Pakistan is among the 10 countries with the highest burden of children not meeting their cognitive potential by 5 years of age. Pakistan has poor primary school enrolment (6.5 million children are out of primary school), poor primary school completion and poor quality of learning (Pakistan ranks 113/120 countries for low literacy). Gender equality issues is a big problem in this country. Even having a girl child may be a reason for maternal depression and developmental difficulties.
The National Programme for Family Planning and Primary Healthcare (often referred to as the Lady Health Worker [LHW] programme) provides an opportunity to integrate early child development services at scale. The LHW (Lady Heath Worker) programme, started in 1994, is a government-supported community health service providing care to families in rural, remote, and disadvantaged communities across Pakistan.

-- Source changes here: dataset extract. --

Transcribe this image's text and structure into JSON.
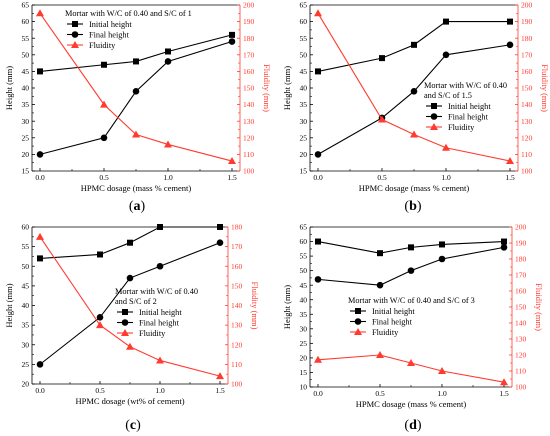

The focus areas for health services are family planning and maternal and child health, which are delivered by LHWs. The programme did not encompass early stimulation at first, but recent assessments emphasised the need to strengthen nutrition services. So early stimulation training was implemented to Lady Health Worker programme. Official “initial” training period for LHWs is 15 months, inclusive of the 3 month didactic period as well as the regular monthly training sessions and refresher courses.
Between 2009 and 2012, a pragmatic, community-based, cluster-randomised eﬀectiveness trial was done in an impoverished rural district of Sindh, Pakistan. The trial was conducted in partnership with the National Programme for Family Planning and Primary Healthcare (often referred to as the Lady Health Worker [LHW] programme). The LHWs delivered either responsive stimulation or enhanced nutrition interventions to young children younger than 2 years and their caregivers via monthly home visits and parenting groups.
Lady Heath Workers visited primary caregivers (typically the mother) in their homes once a month and provided guidance designed to enhance their awareness of their child’s development processes and improve their ability to engage and stimulate their children. In each visit, caregivers tried out new activities with their young child using readily available items (e.g., cups for stacking) and received feedback from the Lady Health on how to appropriately respond to her child’s needs, wants, interests and abilities during play and within daily routines.
The results showed that responsive stimulation signiﬁcantly improved children’s cognitive, language, and motor development at 2 years of age, and enhanced nutrition showed modest beneﬁts on linear growth at 6 and 18 months. With respect to maternal outcomes, responsive stimulation had larger eﬀect sizes on mother–child inter actions, caregiving environment, and parenting knowledge and practices compared with enhanced nutrition, and the combined intervention had a modest eﬀect on decreasing maternal depressive symptoms over time. Costs of a responsive stimulation intervention integrated in an existing community-based service providing basic health and nutrition care is approximately US$4 per month per child.
Many studies from low- and middle-income countries demonstrate community health workers can effectively deliver interventions that promote early child development including interventions implemented in Bangladesh, India, Jamaica, Pakistan, Uganda to name a few. We do need more studies to report what it costs to deliver these interventions, how we better create demand for these services from local policy makers to health services, and how we can better support community health worker so she is motivated, incentivised and receives the support from the health system to develop her competencies. This would create the environment required for community health worker to deliver on early child development not only in the short-term but also in the long-term.